Under the National Operations Center (NOC)’s Media Monitoring
Initiative that came out of DHS headquarters in November, Washington has
the written permission to retain data on users of social media and
online networking platforms.
Specifically, the DHS announced the
NCO and its Office of Operations Coordination and Planning (OPS) can
collect personal information from news anchors, journalists, reporters
or anyone who may use “traditional and/or social media in real time to keep their audience situationally aware and informed.”
According
to the Department of Homeland Security’s own definition of personal
identifiable information, or PII, such data could consist of any
intellect “that permits the identity of an individual to be directly
or indirectly inferred, including any information which is linked or
linkable to that individual.” Previously established guidelines
within the administration say that data could only be collected under
authorization set forth by written code, but the new provisions in the
NOC’s write-up means that any reporter, whether someone along the lines
of Walter Cronkite or a budding blogger, can be victimized by the
agency.
Also included in the roster of those subjected to the
spying are government officials, domestic or not, who make public
statements, private sector employees that do the same and “persons known to have been involved in major crimes of Homeland Security interest,” which to itself opens up the possibilities even wider.
The
department says that they will only scour publically-made info
available while retaining data, but it doesn’t help but raise suspicion
as to why the government is going out of their way to spend time, money
and resources on watching over those that helped bring news to the
masses.
The development out of the DHS comes at the same time
that U.S. District Judge Liam O’Grady denied pleas from supporters of
WikiLeaks who had tried to prevent account information pertaining to
their Twitter accounts from being provided to federal prosecutors.

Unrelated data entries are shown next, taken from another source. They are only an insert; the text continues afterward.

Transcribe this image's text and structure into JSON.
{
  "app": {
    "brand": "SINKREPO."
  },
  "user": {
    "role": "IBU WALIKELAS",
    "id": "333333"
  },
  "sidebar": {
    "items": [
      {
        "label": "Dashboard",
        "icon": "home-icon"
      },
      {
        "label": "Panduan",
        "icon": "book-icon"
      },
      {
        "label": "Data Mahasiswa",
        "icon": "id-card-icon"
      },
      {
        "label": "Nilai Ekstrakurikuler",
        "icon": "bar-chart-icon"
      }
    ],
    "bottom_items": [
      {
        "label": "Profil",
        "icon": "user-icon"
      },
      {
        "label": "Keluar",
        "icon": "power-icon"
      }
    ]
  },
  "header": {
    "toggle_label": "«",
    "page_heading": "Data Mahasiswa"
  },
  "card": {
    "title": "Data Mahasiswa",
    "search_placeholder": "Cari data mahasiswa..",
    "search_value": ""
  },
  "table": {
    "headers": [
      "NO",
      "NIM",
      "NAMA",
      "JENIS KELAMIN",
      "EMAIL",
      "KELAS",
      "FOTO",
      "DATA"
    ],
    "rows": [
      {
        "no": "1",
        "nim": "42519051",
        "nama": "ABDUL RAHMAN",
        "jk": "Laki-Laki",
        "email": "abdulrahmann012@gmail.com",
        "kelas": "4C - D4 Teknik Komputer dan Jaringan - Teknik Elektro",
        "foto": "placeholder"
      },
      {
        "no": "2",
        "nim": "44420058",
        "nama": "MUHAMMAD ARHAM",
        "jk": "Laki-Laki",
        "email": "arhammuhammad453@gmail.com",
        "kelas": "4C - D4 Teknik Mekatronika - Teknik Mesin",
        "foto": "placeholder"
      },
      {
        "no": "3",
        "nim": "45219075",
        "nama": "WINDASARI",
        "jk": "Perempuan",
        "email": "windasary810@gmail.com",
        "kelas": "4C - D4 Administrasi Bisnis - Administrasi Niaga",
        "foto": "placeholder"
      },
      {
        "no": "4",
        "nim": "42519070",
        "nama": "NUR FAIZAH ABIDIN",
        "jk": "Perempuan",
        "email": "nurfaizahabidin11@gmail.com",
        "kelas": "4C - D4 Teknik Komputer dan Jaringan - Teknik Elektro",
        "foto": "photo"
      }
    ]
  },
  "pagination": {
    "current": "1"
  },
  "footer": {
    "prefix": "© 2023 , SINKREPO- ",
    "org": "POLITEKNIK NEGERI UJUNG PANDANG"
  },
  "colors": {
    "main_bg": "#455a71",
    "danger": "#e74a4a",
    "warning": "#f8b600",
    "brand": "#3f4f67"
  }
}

Jacob
Applebaum and others advocates of Julian Assange’s whistleblower site
were fighting to keep the government from subpoenaing information on
their personal accounts that were collected from Twitter.
Last
month the Boston Police Department and the Suffolk Massachusetts
District Attorney subpoenaed Twitter over details pertaining to recent
tweets involving the Occupy Boston protests.
The website Fast
Company reports that the intel collected by the Department of Homeland
Security under the NOC Monitoring Initiative has been happening since as
early as 2010 and the data is being shared with both private sector
businesses and international third parties.